GREENLAND SNOWKITE: DAY 10 – A look at our communication devices.

 
Date 15/05
 
Day 10
 
Location N 72 0.27 W 047 29.16
 
Distance (day/total) 0/371 miles
 
Weather Sunny, no wind
 
Wind 0mph
 
Temp -7c
 

So, good news and not so good news, for those of us that rely on the wind for power; but it has just be refreshing to get out of the tent. Lots of digging and sorting of kit after the storms of the last few days. Our smaller kites had again accumulated snow inside the cells that make up the wing shape. As we found the other day this can cause some difficult flying characteristics, so all the kites have had a good clean out and are ready for action again.
 

So the plan for today is to wait until about 6pm when hopefully a 10-15mph Easterly katabatic wind will form and we will ride through the night. Not as daft as it sounds, as the sun barely dips below the horizon effectively making 24 hour daylight. Follow us on our live tracker:
https://share.delorme.com/leohoulding to see how we get on.
 

The last 48 hours have been a bit of a technical challenge with fading batteries, spam filters, domain controllers, and all sorts of other WiFi and bluetooth headaches. Being quite tech savvy, in some ways it has been a bit of a welcome distraction from the boredom of the tent, but even I was starting to believe it might have been easier to breed some homing pigeons to carry our messages back to the UK.
 

In 1888 Fridtjof Nansen, together with five companions, became the first to cross Greenland’s inland. They spent six weeks skiing across the ice cap from east to west and they were somewhat driven by the incentive – “West coast or die”. Today communications have changed the adventure risk. There are not many places on earth that we can’t simply communicate with someone to summon help (whether that help arrives in time to make a difference is another matter). So what do we carry to keep in touch….
 

Comunications (1)

 
a) Personal locator beacons – A neat little device, which when activated, sends a distress signal with its GPS location to a worldwide monitored rescue coordination service. From activating the unit it is normally only a matter of a few minutes before the relevant local rescue services are alerted.
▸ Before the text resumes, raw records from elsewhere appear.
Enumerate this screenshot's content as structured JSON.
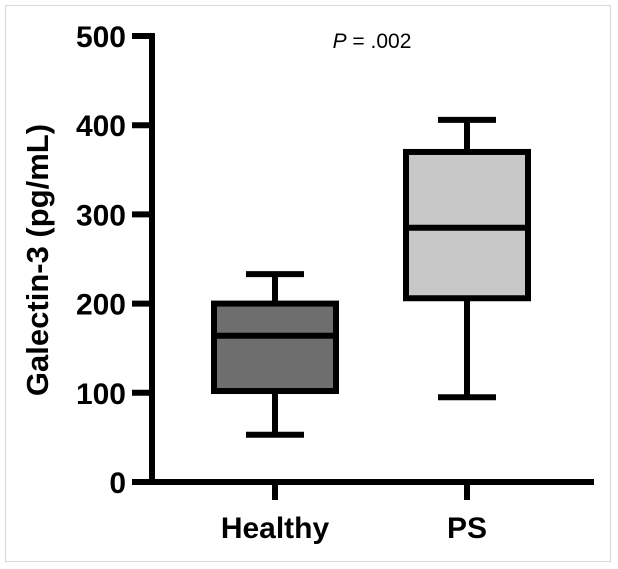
{
  "chart_data": {
    "type": "box",
    "title": "",
    "xlabel": "",
    "ylabel": "Galectin-3 (pg/mL)",
    "ylim": [
      0,
      500
    ],
    "yticks": [
      0,
      100,
      200,
      300,
      400,
      500
    ],
    "annotation": {
      "italic": "P",
      "rest": " = .002"
    },
    "categories": [
      "Healthy",
      "PS"
    ],
    "boxes": [
      {
        "name": "Healthy",
        "min": 53,
        "q1": 102,
        "median": 164,
        "q3": 200,
        "max": 233,
        "fill": "#6e6e6e"
      },
      {
        "name": "PS",
        "min": 95,
        "q1": 206,
        "median": 285,
        "q3": 370,
        "max": 406,
        "fill": "#c8c8c8"
      }
    ],
    "grid": false
  }
}
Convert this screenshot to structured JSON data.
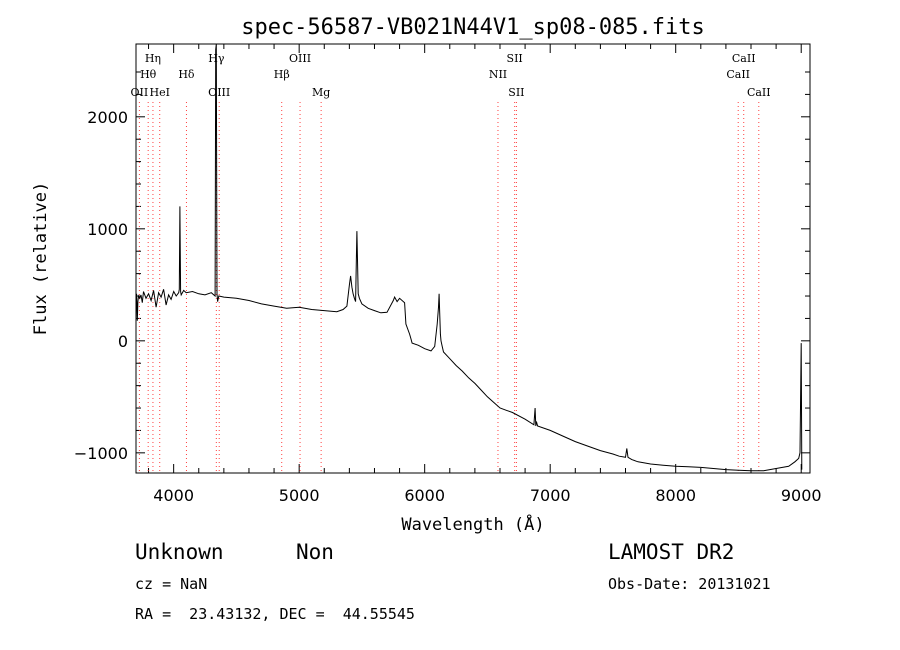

The device cannot send any other information such as the nature of the emergency.
 

b) Satellite Phone – A “mobile” phone that works anywhere in the World. Useful when we need to call for advice or help.
 

c) Iridium Go – A satellite gateway for smartphones. By linking our Android phone and iPhone to the device it makes our normal mobile phones act like satellite phones. The system provides a SLOW data network to send blog updates and receive weather and routing information.
 

d) Delorme InReach – A satellite “Big brother”. Tracks our position every 10 mins or so and uploads this to a website ( http://share.delorme.com/LeoHoulding ) that can enable others to check we are not on some sunny beach holiday.
 

e) Marine band VHF portable radio – Useful to communicate with rescue services such as helicopters over a short distance.
 

f) Personal radios – these are for talking to each other. It is always wise to keep a good 50 metres from each other when flying kites as they seem to have a magnetic attraction to one another which never ends well.
 

g) Mobile phones – Not much use away from the settlements of Greenland but a handy device to hold pertinent information on such as manuals for the stoves and permit documents.
 

Hopefully next update will be further North.